A subreddit for early Apple Watch owners to find others to share taps, drawings, and heartbeats with. I suspect it's only a matter of time before someone turns this into an app for people to find others to do this without having to share one's iMessage email publicly. The Apple Watch seems like the ideal device for this type of simple interaction to tackle one of the internet's two most popular use cases, that is: you are not alone.

BF calls BS

Websites including the Daily Mirror and Metro in the UK and the New York Daily News in the US duly published the story, alongside an image showing the teacher posing poolside in her bikini. “Teacher suspended after sex session with teen pupil ends up on hardcore porn website,” read the Mirror’s headline. The Daily Mail – the most successful English-language newspaper website in the world – even went so far as to claim that there would be a criminal investigation, and that this wasn’t the first time that the teacher in question had sexual relations with a student.
 
There was just one problem: It wasn’t true.
 
...
 
So how did this fake story make the leap from South America to the English-language press? The answer is tucked away in the bottom right-hand corner of the photo of the woman in her bikini: a credit labelled “CEN”.
 
Central European News (CEN) and its sister outfit EuroPics are small news agencies, largely unknown outside certain sections of the media, whose headquarters are in Canterbury in the UK (although they claim to have 35 staff based in offices across central and eastern Europe).
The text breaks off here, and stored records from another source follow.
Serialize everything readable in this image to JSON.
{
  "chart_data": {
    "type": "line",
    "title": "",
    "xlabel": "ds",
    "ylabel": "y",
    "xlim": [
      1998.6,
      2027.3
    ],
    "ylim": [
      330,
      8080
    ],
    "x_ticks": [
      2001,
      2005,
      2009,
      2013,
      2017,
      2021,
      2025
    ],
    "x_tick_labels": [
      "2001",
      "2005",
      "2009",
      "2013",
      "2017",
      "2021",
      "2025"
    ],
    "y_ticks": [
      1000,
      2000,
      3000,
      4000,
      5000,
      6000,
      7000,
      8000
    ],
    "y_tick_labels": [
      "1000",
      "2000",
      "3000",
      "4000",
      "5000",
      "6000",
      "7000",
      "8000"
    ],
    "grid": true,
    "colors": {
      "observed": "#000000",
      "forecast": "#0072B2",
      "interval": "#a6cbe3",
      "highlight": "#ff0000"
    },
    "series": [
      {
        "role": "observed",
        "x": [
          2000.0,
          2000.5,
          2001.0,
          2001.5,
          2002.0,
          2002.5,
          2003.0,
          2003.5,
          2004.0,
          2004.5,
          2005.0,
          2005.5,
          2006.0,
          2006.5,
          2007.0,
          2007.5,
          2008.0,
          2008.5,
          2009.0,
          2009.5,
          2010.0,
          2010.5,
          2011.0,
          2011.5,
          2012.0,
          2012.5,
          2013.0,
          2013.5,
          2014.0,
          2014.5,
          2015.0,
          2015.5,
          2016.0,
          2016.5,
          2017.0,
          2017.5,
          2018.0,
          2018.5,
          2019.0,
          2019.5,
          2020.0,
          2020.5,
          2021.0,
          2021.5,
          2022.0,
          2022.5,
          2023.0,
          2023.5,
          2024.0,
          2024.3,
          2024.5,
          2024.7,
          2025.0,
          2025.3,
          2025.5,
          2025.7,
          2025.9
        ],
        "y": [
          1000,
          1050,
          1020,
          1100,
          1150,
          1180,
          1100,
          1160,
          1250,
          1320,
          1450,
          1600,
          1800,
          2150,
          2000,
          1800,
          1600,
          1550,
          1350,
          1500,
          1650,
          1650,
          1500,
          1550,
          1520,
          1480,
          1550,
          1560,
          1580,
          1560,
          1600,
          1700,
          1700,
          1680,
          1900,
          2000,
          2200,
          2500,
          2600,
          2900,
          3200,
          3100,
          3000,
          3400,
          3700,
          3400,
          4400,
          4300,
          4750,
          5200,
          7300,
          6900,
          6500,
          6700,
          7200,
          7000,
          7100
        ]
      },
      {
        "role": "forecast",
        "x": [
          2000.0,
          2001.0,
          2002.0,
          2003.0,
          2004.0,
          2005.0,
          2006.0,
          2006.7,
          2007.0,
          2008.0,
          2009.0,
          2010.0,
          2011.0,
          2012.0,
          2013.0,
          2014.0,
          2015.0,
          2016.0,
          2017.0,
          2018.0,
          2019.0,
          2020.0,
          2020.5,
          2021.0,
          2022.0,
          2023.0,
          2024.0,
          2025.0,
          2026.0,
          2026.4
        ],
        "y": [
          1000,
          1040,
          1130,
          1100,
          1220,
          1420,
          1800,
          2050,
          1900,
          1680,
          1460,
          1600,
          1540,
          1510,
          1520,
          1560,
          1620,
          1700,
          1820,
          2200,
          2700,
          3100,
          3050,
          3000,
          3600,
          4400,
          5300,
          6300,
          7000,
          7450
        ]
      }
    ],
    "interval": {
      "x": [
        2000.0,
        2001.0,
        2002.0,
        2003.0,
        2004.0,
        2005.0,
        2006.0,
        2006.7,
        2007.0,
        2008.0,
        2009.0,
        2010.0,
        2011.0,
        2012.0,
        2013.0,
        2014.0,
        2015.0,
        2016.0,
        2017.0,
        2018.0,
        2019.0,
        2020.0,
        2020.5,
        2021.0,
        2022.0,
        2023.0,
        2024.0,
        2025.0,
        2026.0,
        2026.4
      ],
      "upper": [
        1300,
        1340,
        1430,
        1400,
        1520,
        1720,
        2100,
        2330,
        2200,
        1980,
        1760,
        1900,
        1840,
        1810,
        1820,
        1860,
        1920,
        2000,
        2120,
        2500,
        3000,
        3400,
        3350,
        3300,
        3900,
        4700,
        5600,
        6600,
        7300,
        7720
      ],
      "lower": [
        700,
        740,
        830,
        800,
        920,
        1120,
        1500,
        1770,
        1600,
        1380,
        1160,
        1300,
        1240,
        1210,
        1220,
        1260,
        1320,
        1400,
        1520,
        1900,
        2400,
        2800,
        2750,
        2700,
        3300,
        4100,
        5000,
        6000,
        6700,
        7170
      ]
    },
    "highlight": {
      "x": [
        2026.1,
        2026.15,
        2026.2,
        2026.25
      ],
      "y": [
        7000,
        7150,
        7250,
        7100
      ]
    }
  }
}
In recent years, CEN has become one of the Western media’s primary sources of tantalising and attention-grabbing stories. They’re often bizarre, salacious, gruesome, or ideally all three: If you’ve read a story about someone in a strange country cutting off their own penis, the chances are it came from CEN.
 

The full crazy story here. The same conditions that reward viral news like much of what's on Buzzfeed also work on behalf of CEN. So it's some poetic justice that Buzzfeed did the legwork on debunking so many of CEN's stories. It reminds me of those movies like Blackhat in which the government has to release a hacker from prison to chase down other hackers, or a thief to catch a thief.

At the bottom of the piece, Buzzfeed publishes a list of stories they previously sourced from CEN. It's an amusing collection of headlines.